Space, like hope, springs eternal, which is probably why fans of space sims have suffered for so long. Once a dominant genre, space sims come few and far between now, and the glory days of games such as Wing Commander and TIE Fighter are ancient history. So enter Spaceforce: Rogue Universe from Dreamcatcher and Provox Games, a space sim that blends role-playing with the open-ended type of exploration reminiscent of Elite. It makes for a compelling package, but it suffers from some inexplicable problems.
Who said space was bland and empty?
There are actually two games in Spaceforce. The first is a story-driven campaign that lets you fly around a galaxy in pursuit of vengeance for your family, while the second is a free-form, open-ended role-playing game that ditches the story completely, lets you create your own character from different races and classes, and lets you fly around the galaxy and pursue the more than 2,000 side quests on your own. That's enough content to keep most space fans busy for a good, long while--or at least until the next space sim is released in a year or two.

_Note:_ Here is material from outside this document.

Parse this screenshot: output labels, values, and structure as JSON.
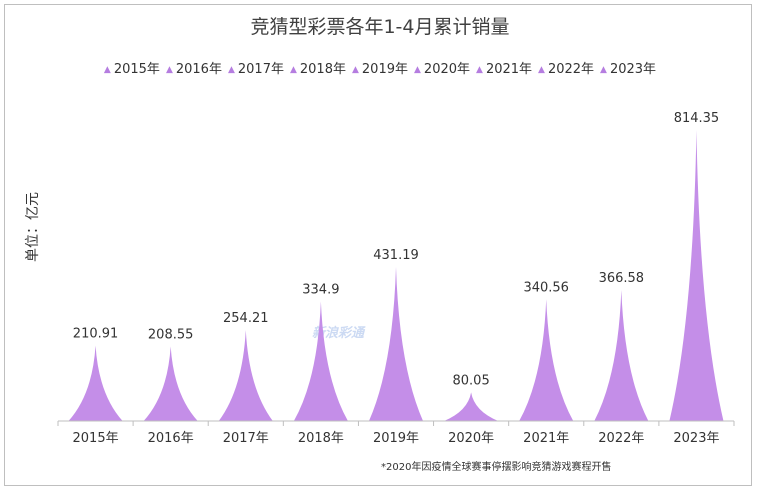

Like any good space sim, the heart of Spaceforce is your ship, a fighter that you can exchange and upgrade any number of ways. As usual, you can upgrade your ship by buying and installing more powerful weapons and components, but you can also boost various components of your ship so long as you have cash to pay for the upgrades. You get cash for these upgrades by flying missions, which can be picked up at any space station. Invariably, these missions require you to go out and blast the heck out of someone or something, and their pace, as well as the sheer number of available missions, means that you'll be busy as you zip around space.
Thankfully, even though the game is set in a fairly open galaxy full of star systems, it's easy to get around. You can go into mega speed mode by switching the camera to outside of your ship, which lets you shorten travel time as you fly across systems. Meanwhile, a helpful jump system usually lets you warp straight to a space station or a dimensional gate, which lets you travel from system to system. There's a lot to see and explore in each system, as you can discover and interact with different civilizations and explore previously uncharted territory.